Les mécomptes du Fonds désargenté

Plus aucune rentrée financière depuis 2007 : jamais le Fonds de vieillissement n’a obtenu les moyens de ses ambitions. La crise financière n’explique pas tout. Les gouvernements Verhofstadt ont rarement tenu leurs engagements d’alimenter la caisse.

Des réserves pour pouvoir payer les pensions d’une population en voie de vieillissement accéléré. Une plus belle preuve de discipline budgétaire que ça, tu meurs. Verhofstadt Ier (libéral-socialiste-écologiste) était du genre à tout oser. Il enrobe bien comme il faut le signal fort qu’il entend donner. 2001 sera l’an I du  » Zilverfonds « . En français dans le texte :  » Fonds argenté « .

Si ce n’est pas la recette miracle, la barre est placée fort haut. Père porteur du projet, le ministre du Budget Johan Vande Lanotte (SP.A) voit loin à l’époque.  » On pourra de la sorte éviter de se retrouver dans une situation où dix années de vaches grasses seront suivies de vingt années de vaches maigres. Ou, pour le dire autrement, on pourra éviter d’être contraint de réaliser des économies drastiques en matière de dépenses sociales et de retraites ou d’augmenter les impôts et cotisations sociales pour faire face aux effets du vieillissement.  » Rien que ça.

Il ne restait plus qu’à trouver de quoi alimenter la cagnotte. Produit de la vente des licences UMTS, plus-value sur la vente d’or de la Banque nationale, dividendes provenant de Belgacom, reprise du fonds de pension de Belgacom, non-échange de billets de banque, vente de la CREDIBE, opération réalisée sur le FADELS (Fonds d’amortissement des emprunts du logement social), Déclaration libératoire unique : les recettes non fiscales viennent ponctuellement garnir la corbeille. Rien que du  » one- shot « , des rentrées exceptionnelles.

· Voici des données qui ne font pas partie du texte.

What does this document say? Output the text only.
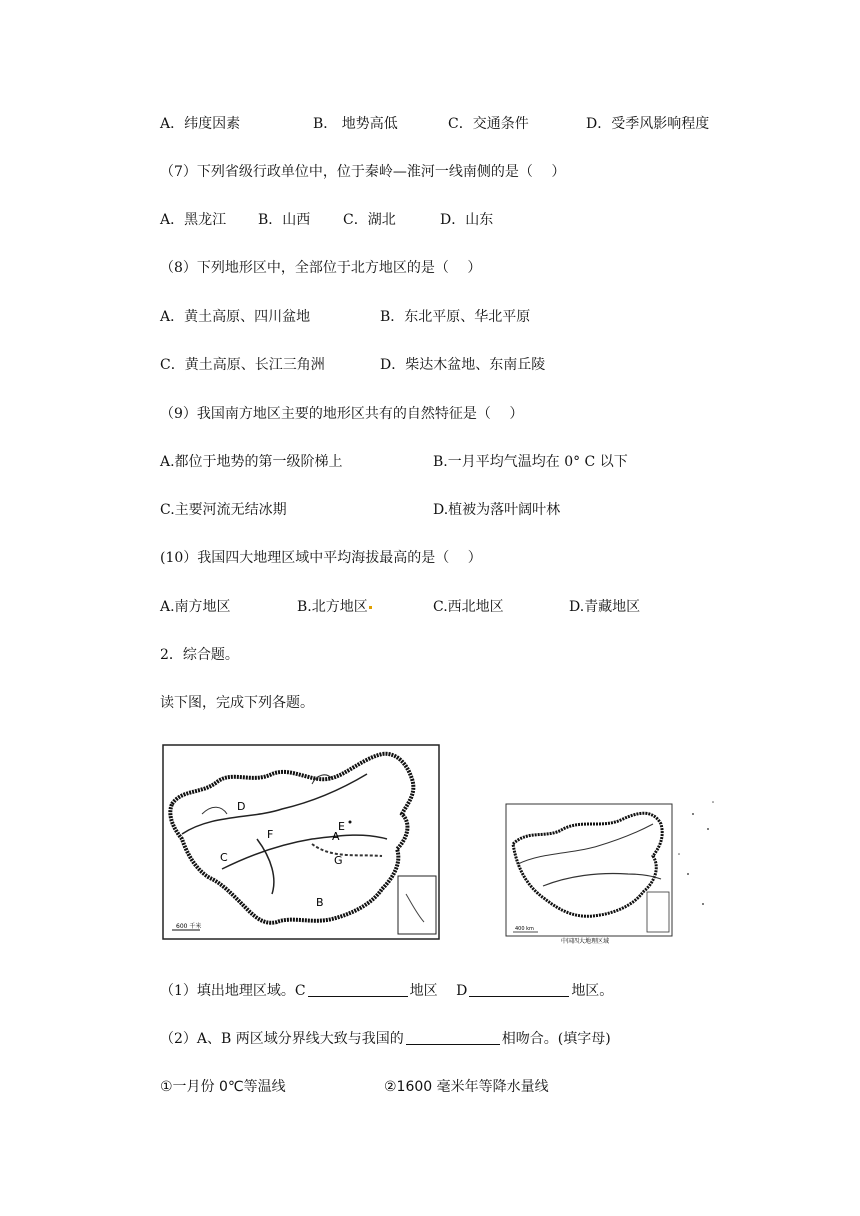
A．纬度因素	B． 地势高低	C．交通条件	D．受季风影响程度
（7）下列省级行政单位中，位于秦岭—淮河一线南侧的是（　 ）
A．黑龙江 B．山西 C．湖北	D．山东
（8）下列地形区中，全部位于北方地区的是（　 ）
A．黄土高原、四川盆地	B．东北平原、华北平原
C．黄土高原、长江三角洲	D．柴达木盆地、东南丘陵
（9）我国南方地区主要的地形区共有的自然特征是（　 ）
A.都位于地势的第一级阶梯上	B.一月平均气温均在 0° C 以下
C.主要河流无结冰期	D.植被为落叶阔叶林
(10）我国四大地理区域中平均海拔最高的是（　 ）
A.南方地区	B.北方地区	C.西北地区	D.青藏地区
2．综合题。
读下图，完成下列各题。
D
E
F	A
C	G
B
600 千米	400 km
中国四大地理区域
（1）填出地理区域。C	地区　 D	地区。
（2）A、B 两区域分界线大致与我国的	相吻合。(填字母)
①一月份 0℃等温线	②1600 毫米年等降水量线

En 2005, les bonnes résolutions montent encore d’un cran : à partir de 2007, le Fonds argenté sera financé de manière structurelle, donc plus sérieuse. Par des surplus budgétaires que la coalition violette (libérale-socialiste) Verhofstadt II se fait fort de dégager. Pour preuve : 176 millions sont versés en 2006. Ce sera bon… pour une fois.

Depuis lors, c’est la panne sèche. Plus d’excédents budgétaires, ni même de recettes publiques exceptionnelles. Les sources du Fonds de vieillissement se sont tragiquement taries. Fichue crise financière et économique : elle a déjoué tous les pronostics, enrayé la mécanique budgétaire vertueuse. Et privé de jus la poire pour la soif.

Rageant, alors que le retour à un endettement de 60 % du PIB, préalable à l’activation du Fonds argenté, se profilait à l’horizon.  » Surréaliste « , a pesté Didier Reynders (MR), alors ministre des Finances :  » Entre 2001 et 2007, le taux d’endettement a diminué de 106,6 % à 84,2 %. L’impact de la crise financière a mis brusquement un terme à cette baisse, et le taux d’endettement s’élevait à 97,1 % fin 2010.  » Adieux veau, vaches, cochon, couvée.

C’est ce qui s’appelle rater sa vocation. Et pour des raisons qui ne sont en rien indépendantes de toute volonté politique. La crise ? Elle a bon dos. Elle ne frappe de plein fouet qu’à partir de 2008. Entre-temps, Verhofstadt I et II avaient bien préparé le terrain : les fruits de la croissance économique du début des années 2000, redistribués notamment à coups de cadeaux fiscaux, sont souvent passés sous le nez du Fonds de vieillissement.

Economiste en chef à la banque Degroof, Etienne de Callataÿ appuie là où ça fait surtout mal.  » L’utilité du Fonds argenté était avant tout pédagogique : il devait instiller au sein de la population la confiance nécessaire pour lui faire accepter un surcroît d’austérité budgétaire. Il n’en a rien été : le Fonds n’a nullement servi à améliorer la gestion budgétaire. « 

Au contraire, il n’a fait qu’installer puis entretenir un faux confort :  » En donnant l’illusion qu’il pouvait résoudre, même partiellement, le problème du futur des pensions, le Fonds de vieillissement est devenu un frein à une véritable réforme des retraites.  » Bref,  » un outil inutile et contre-productif « , juge l’économiste. Qui lui reconnaît un mérite, tout de même : avoir évité une gestion budgétaire encore plus déraisonnable.